I think it is proper, however, to pay regard to his age, his obvious sense of responsibility, and his general experience.

But I would presently refuse the application.

However, we have here an applicant with wide general experience who is utterly satisfactory in a personal way, and apparently he is giving good service. I feel that we can do justice by acceding to his request ‘qua’ his studentship at law, but that he should be required to serve some further months under instruction and guidance.

Thus, to save expense, I would suggest that the application be stood over for a period of three months, with liberty to apply on two days’ notice. However, my brethren do not agree in this compromise.

WILLIAMS J: The applicant registered as a student at law on 3rd October, 1973. In consequence the period of two years prescribed by r. 6 (1) (b) does not expire until 2nd October, 1975.

He commenced service as a clerk in the Department of Law on 4th February, 1974, and has been so employed to the present. He has thus served nearly seventeen months of the two year period prescribed by r. 6 (1) (c).

Thus he seeks reduction of the period of his service as a student at law by approximately three months, and his period of service as a law clerk by approximately seven months.

He asks this Court to make these concessions upon the footing of the experience gained by him as a Lecturer at the Administrative College at Waigani, his service in the Australian Department of Foreign Affairs and his service as an officer of the R.A.A.F. In neither of the two latter respects is it suggested that he was performing duties of a legal nature.

The period of two years’ service as a law clerk was considered by the framer of the Admission Rules to be the minimum period of practical legal training which, in addition to the necessary academic qualifications, fits a person for admission. The Rules contemplate that the two year period be wholly devoted to the gaining of practical experience in everyday matters pertaining to the actual practice of the law.

For myself, I think that it is the duty of this Court to insist on strict compliance with these minimum requirements, and that no relaxation of the Rules should be made unless it be clearly shown that the applicant has received practical legal education at least the equal of the education he would have received had he fulfilled the two year requirement.

I am not persuaded that this has been shown in this case. I do not think that service as a Lecturer in academic subjects is a proper substitute for training in the practical aspects of legal practice. In this respect I would distinguish between this case and others which have come before this Court in which the applicants have had practical legal experience by virtue of having performed magisterial functions for substantial periods.

It has been urged on the applicant’s behalf that his background of service in the Department of Foreign Affairs and the R.A.A.F. have provided a maturity in the applicant which may not be present in the case of a younger immature man, and that the applicant as a mature man might be considered to have the capacity to absorb practical legal training much more quickly and readily than a young immature man.

This may be so, but the Rules themselves draw no such distinction and apply on their face universally.

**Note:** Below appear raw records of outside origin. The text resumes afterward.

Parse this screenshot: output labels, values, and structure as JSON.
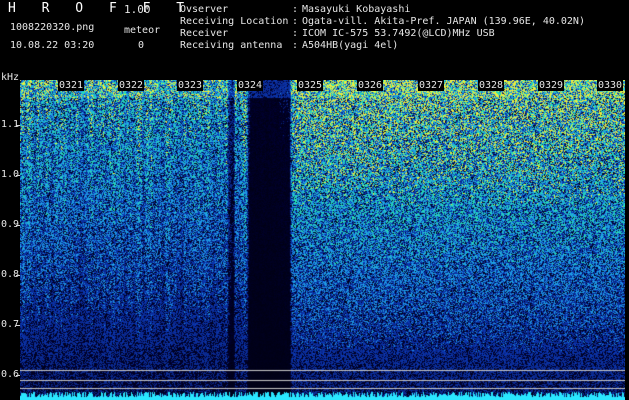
{
  "header": {
    "app_title": "H R O F F T",
    "version": "1.00",
    "filename": "1008220320.png",
    "datetime": "10.08.22 03:20",
    "meteor_label": "meteor",
    "meteor_count": "0"
  },
  "info": [
    {
      "label": "Ovserver",
      "sep": ":",
      "value": "Masayuki Kobayashi"
    },
    {
      "label": "Receiving Location",
      "sep": ":",
      "value": "Ogata-vill. Akita-Pref. JAPAN (139.96E, 40.02N)"
    },
    {
      "label": "Receiver",
      "sep": ":",
      "value": "ICOM IC-575 53.7492(@LCD)MHz USB"
    },
    {
      "label": "Receiving antenna",
      "sep": ":",
      "value": "A504HB(yagi 4el)"
    }
  ],
  "axis": {
    "unit": "kHz",
    "y_ticks": [
      "1.1",
      "1.0",
      "0.9",
      "0.8",
      "0.7",
      "0.6"
    ],
    "time_labels": [
      "0321",
      "0322",
      "0323",
      "0324",
      "0325",
      "0326",
      "0327",
      "0328",
      "0329",
      "0330"
    ]
  },
  "colors": {
    "background": "#000000",
    "low": "#041050",
    "mid": "#1f4fd0",
    "high": "#33d0a0",
    "peak": "#e0f040",
    "reference_line": "#c8c8c8"
  }
}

I think, in considering an application of this nature, that relaxation should only be granted on some clear round of principal rather than upon a comparison of the individual maturity of particular applicants. The latter can only lead to uncertainty and confusion in the application of the Rules.

Whilst I am sympathetic to the applicant, I do not think that it has been shown that this is a proper case to grant the orders sought.

SALDANHA J: I have read the judgment in draft of my brother Williams. I concur with the order proposed by him and agree with his reasons.

Solicitor for the applicant: B. W. Kidu, Crown Solicitor.

Application refused.


[i] (1956) 73 W.N. (N.S.W.) 136, at p. 137.